Investigation of an Isothermal Mach 0.75 Jet and its Radiated sound Using Large-Eddy Simulation and Kirchhoff Surface Integration

Artikel i vetenskaplig tidskrift, 2005

A large-eddy simulation (LES) of a compressible nozzle/jet configuration has been carried out. An isothermal Mach 0.75 jet was simulated. The Reynolds number based on the jet velocity at the nozzle exit plane and the nozzle diameter was 50,000. The Favre filtered Navier-Stokes equations were solved using a finite volume method solver with a low-dissipation third-order upwind scheme for the convective fluxes, a second-order centered difference approach for the viscous fluxes and a three-stage second-order Runge-Kutta time marching technique. A compressible form of Smagorinsky's subgrid scale model was used for computation of the subgrid scale stresses. The computational domain was discretized using a block structured boundary fitted mesh with approximately 3,000,000 cells. The calculations were performed on a parallel computer, using message-passing interface (MPI). Absorbing boundary conditions based on characteristic variables were adopted for all free boundaries. Velocity components specified at the entrainment boundaries were estimated from a corresponding Reynolds Averaged Navier-Stokes (RANS) calculation, which enabled the use of a rather narrow domain.

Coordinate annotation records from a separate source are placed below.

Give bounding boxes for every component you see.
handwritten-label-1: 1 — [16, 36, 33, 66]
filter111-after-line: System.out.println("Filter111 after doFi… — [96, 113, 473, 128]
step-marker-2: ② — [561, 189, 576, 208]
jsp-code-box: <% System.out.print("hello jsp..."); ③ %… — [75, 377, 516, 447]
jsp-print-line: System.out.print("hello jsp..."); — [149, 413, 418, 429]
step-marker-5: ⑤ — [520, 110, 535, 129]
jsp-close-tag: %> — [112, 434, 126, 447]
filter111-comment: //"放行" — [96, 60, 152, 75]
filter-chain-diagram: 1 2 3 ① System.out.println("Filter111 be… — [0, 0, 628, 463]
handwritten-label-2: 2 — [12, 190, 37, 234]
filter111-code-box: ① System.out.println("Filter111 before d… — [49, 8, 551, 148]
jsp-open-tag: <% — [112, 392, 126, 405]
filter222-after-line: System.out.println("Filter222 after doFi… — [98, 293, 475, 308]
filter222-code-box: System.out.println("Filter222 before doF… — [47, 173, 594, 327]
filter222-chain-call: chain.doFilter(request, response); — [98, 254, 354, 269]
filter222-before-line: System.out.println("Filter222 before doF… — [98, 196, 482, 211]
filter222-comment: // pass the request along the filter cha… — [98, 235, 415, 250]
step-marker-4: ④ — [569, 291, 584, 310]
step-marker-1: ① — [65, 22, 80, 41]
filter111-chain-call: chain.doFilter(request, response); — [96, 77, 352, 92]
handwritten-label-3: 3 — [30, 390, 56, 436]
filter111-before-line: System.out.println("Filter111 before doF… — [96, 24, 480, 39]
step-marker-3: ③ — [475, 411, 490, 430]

In order to diminish disturbances caused by the outlet boundary, a buffer layer was added at the domain outlet. Kirchhoff surface integration using instantaneous pressure data from the LES was utilized to obtain far-field sound pressure levels in a number of observer locations. The predicted sound pressure levels were for all observer locations within a 3dB deviation from the measured levels and for most observer locations within a 1dB deviation. Aerodynamic results and predicted sound pressure levels are both in good agreement with experiments. Experimental data were provided by Laboratoire d’Etude Aeròdynamiques, Poiters, France.